The minimum withdrawal amount is 0.0005 BTC (other sources say 0.001 BTC).
Solo mining means you mine for bitcoins without joining a pool. So if you use Antpool you are not solo mining by default.
Generally, you will receive more frequent payouts by joining a pool.
Antpool has refused to enable arguably beneficial upgrades to Bitcoin for reasons based on claims that have been largely disproved. Notably, this has taken place with somewhat of a vindictive attitude.
More specifically, the controversy revolves around Segwit – a feature that requires miner activation to be enabled. Despite the fact that most Bitcoin users want this feature activated, Antpool, among other pools, appears to be blocking this feature.

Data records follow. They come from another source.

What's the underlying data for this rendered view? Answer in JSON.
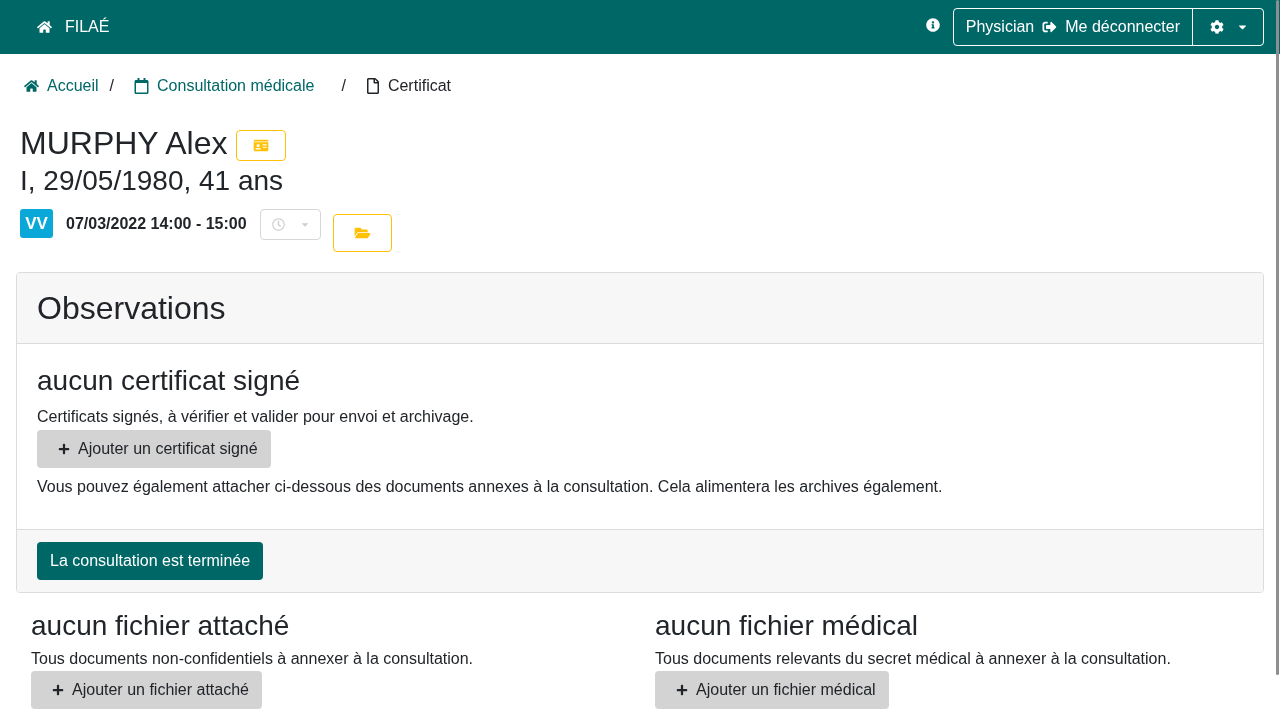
{
  "navbar": {
    "brand": "FILAÉ",
    "user": "Physician",
    "logout": "Me déconnecter"
  },
  "breadcrumb": [
    {
      "kind": "home",
      "label": "Accueil",
      "current": false,
      "separator": "/"
    },
    {
      "kind": "calendar",
      "label": "Consultation médicale",
      "current": false,
      "separator": "/"
    },
    {
      "kind": "document",
      "label": "Certificat",
      "current": true
    }
  ],
  "patient": {
    "name": "MURPHY Alex",
    "details": "I, 29/05/1980, 41 ans"
  },
  "appointment": {
    "initials": "VV",
    "time": "07/03/2022 14:00 - 15:00",
    "status_menu": {
      "disabled": true
    }
  },
  "observations": {
    "title": "Observations",
    "heading": "aucun certificat signé",
    "description": "Certificats signés, à vérifier et valider pour envoi et archivage.",
    "add_button": "Ajouter un certificat signé",
    "note": "Vous pouvez également attacher ci-dessous des documents annexes à la consultation. Cela alimentera les archives également.",
    "finish_button": "La consultation est terminée"
  },
  "file_sections": [
    {
      "heading": "aucun fichier attaché",
      "description": "Tous documents non-confidentiels à annexer à la consultation.",
      "add_button": "Ajouter un fichier attaché"
    },
    {
      "heading": "aucun fichier médical",
      "description": "Tous documents relevants du secret médical à annexer à la consultation.",
      "add_button": "Ajouter un fichier médical"
    }
  ]
}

Antpool began signaling for Bitcoin Unlimited in early March 2017 for reasons that have not been elucidated by Bitmain CEO (and cofounder Jihan Wu).
Antpool claims that it will only signal for Segwit if there is a hardfork, which is a proposition that most users oppose. Furthermore, allegations that the owner refuses to sell hardware to Segwit supporters have also begun to circulate.

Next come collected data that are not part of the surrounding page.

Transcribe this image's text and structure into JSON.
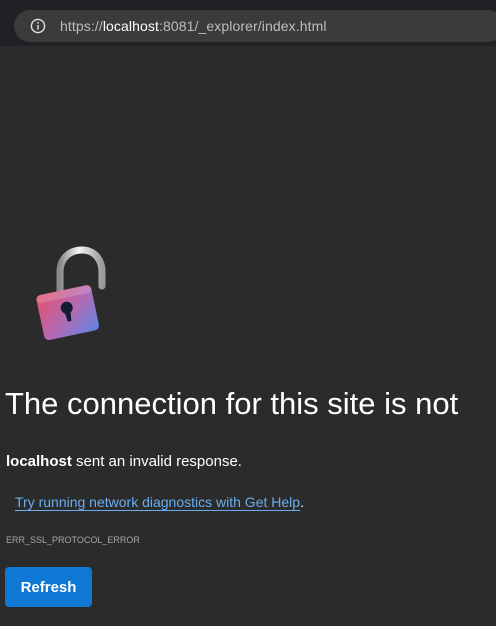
{
  "address_bar": {
    "url_prefix": "https://",
    "url_host": "localhost",
    "url_rest": ":8081/_explorer/index.html",
    "icon": "info-icon"
  },
  "error_page": {
    "icon": "unlocked-padlock-icon",
    "headline": "The connection for this site is not",
    "host": "localhost",
    "message_rest": " sent an invalid response.",
    "help_link": "Try running network diagnostics with Get Help",
    "help_suffix": ".",
    "error_code": "ERR_SSL_PROTOCOL_ERROR",
    "refresh_label": "Refresh"
  },
  "colors": {
    "background": "#2b2b2b",
    "link": "#6aaef0",
    "button": "#0f77d4"
  }
}
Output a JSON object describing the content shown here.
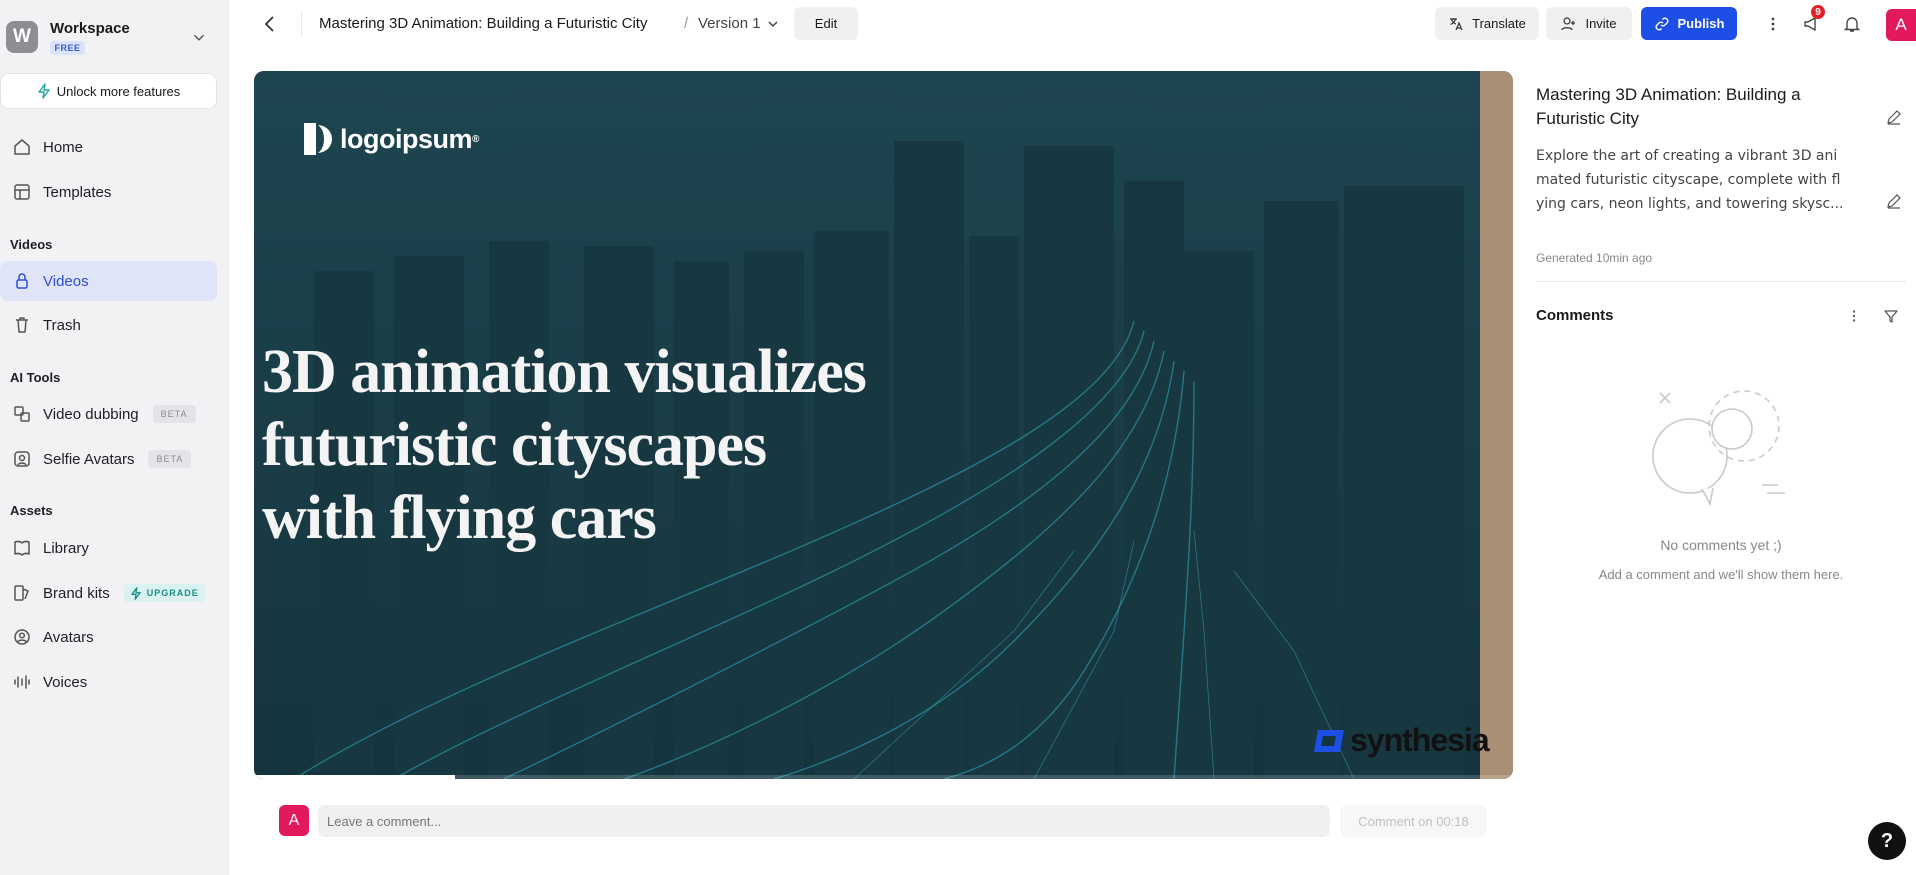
{
  "workspace": {
    "initial": "W",
    "name": "Workspace",
    "plan": "FREE"
  },
  "sidebar": {
    "unlock_label": "Unlock more features",
    "items": [
      {
        "label": "Home",
        "icon": "home-icon"
      },
      {
        "label": "Templates",
        "icon": "templates-icon"
      }
    ],
    "videos_section": "Videos",
    "videos_items": [
      {
        "label": "Videos",
        "icon": "lock-icon",
        "active": true
      },
      {
        "label": "Trash",
        "icon": "trash-icon"
      }
    ],
    "ai_section": "AI Tools",
    "ai_items": [
      {
        "label": "Video dubbing",
        "icon": "dubbing-icon",
        "badge": "BETA"
      },
      {
        "label": "Selfie Avatars",
        "icon": "selfie-icon",
        "badge": "BETA"
      }
    ],
    "assets_section": "Assets",
    "assets_items": [
      {
        "label": "Library",
        "icon": "book-icon"
      },
      {
        "label": "Brand kits",
        "icon": "brand-icon",
        "badge": "UPGRADE"
      },
      {
        "label": "Avatars",
        "icon": "avatar-icon"
      },
      {
        "label": "Voices",
        "icon": "voice-icon"
      }
    ]
  },
  "header": {
    "title": "Mastering 3D Animation: Building a Futuristic City",
    "separator": "/",
    "version": "Version 1",
    "edit_label": "Edit",
    "translate_label": "Translate",
    "invite_label": "Invite",
    "publish_label": "Publish",
    "notification_count": "9",
    "user_initial": "A"
  },
  "video": {
    "logo_text": "logoipsum",
    "logo_mark": "®",
    "headline": [
      "3D animation visualizes",
      "futuristic cityscapes",
      "with flying cars"
    ],
    "watermark": "synthesia",
    "progress": 0.16
  },
  "comment_bar": {
    "user_initial": "A",
    "placeholder": "Leave a comment...",
    "button_label": "Comment on 00:18"
  },
  "details": {
    "title": "Mastering 3D Animation: Building a Futuristic City",
    "description_lines": [
      "Explore the art of creating a vibrant 3D ani",
      "mated futuristic cityscape, complete with fl",
      "ying cars, neon lights, and towering skysc..."
    ],
    "generated": "Generated 10min ago",
    "comments_heading": "Comments",
    "empty_title": "No comments yet ;)",
    "empty_sub": "Add a comment and we'll show them here."
  },
  "help_label": "?",
  "colors": {
    "accent": "#1d4ee6",
    "active_bg": "#dfe4f6",
    "user": "#e3195d",
    "video_bg": "#1d3f4a"
  }
}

By using Antpool, you allow the pool to decide your hardware’s approach to these matters, meaning that the pool that you used dictates the type of Bitcoin protocol that your hardware employs. If you wish to decide which implementation your hardware should signal for, you can use a pool that leaves the choice to its users, like the Slush mining pool.
The main difference between the Bitfury pool and other mining pools is that Bitfury is a private pool.
Bitfury, the company, makes its own mining hardware and runs its own pool. So, unlike Slush or Antpool, Bitfury cannot be joined if you run mining hardware at home.
Unrelated to its pool, Bitfury sells a 16nm ASIC mining chip.
Although Bitfury controls a large portion of the Bitcoin network hash rate, its committed to making Bitcoin decentralized :
BitFury is fundamentally committed to being a responsible player in the Bitcoin community and we want to work with all integrated partners and resellers to make our unique technology widely available ensuring that the network remains decentralized and we move into the exahash era together.
Valery Vavilov, CEO of BitFury
BTCC Mining Pool is run by BTCC, a Bitcoin company based in China. The company also runs a Bitcoin exchange, wallet, prints physical bitcoins and more!
BTCC runs servers all over the world so your mining hardware can connect easily to the BTCC pool.
So even though BTCC is based in China, don’t be worried that you can’t use or join the pool:
Our mining pool currently has customers from the United States, South America, Europe, China, and Africa.
Bobby Lee, BTCC CEO
One great thing about BTCC pool is that it shares Bitcoin transaction fees with its miners.
In every Bitcoin block, around 1-2 BTC worth of transaction fees are also rewarded to the pool.
Some pools keep these fees for themselves and DO NOT share with their miners! BTCC evenly splits the transaction fees among its miners, just like it splits the 12.5 BTC reward.
Slush Pool is easy to join.
Here is a helpful video that shows you how to get started:
According to Slush’s website, there are the current URLs for the mining pool. You will want to point your software towards the URL location closest to you. This will maximize your mining profits.
USA, east coast:
Slush Pool charges 2% of all payouts.
This may seem like a lot but unlike other pools it shares the transaction fees with its miners. At current levels, these amount to 1-2 BTC more per block.
Satoshi Labs runs Slush Pool. They also make the Bitcoin TREZOR hardware wallet and Coinmap.org.
Many people want to use the pools above for Ethereum too. But, most of the pools listed above are only for Bitcoin mining. Please see our post on Ethereum mining pools for more info on ETH specific pools.
Like Ethereum, none of the pools above support litecoin. For LTC mining you will need separate hardware and a separate pool.
You’ll have to consult an accountant or lawyer in your area. But most likely you will have to pay income tax on income from mining pools just like you would for any other type of income.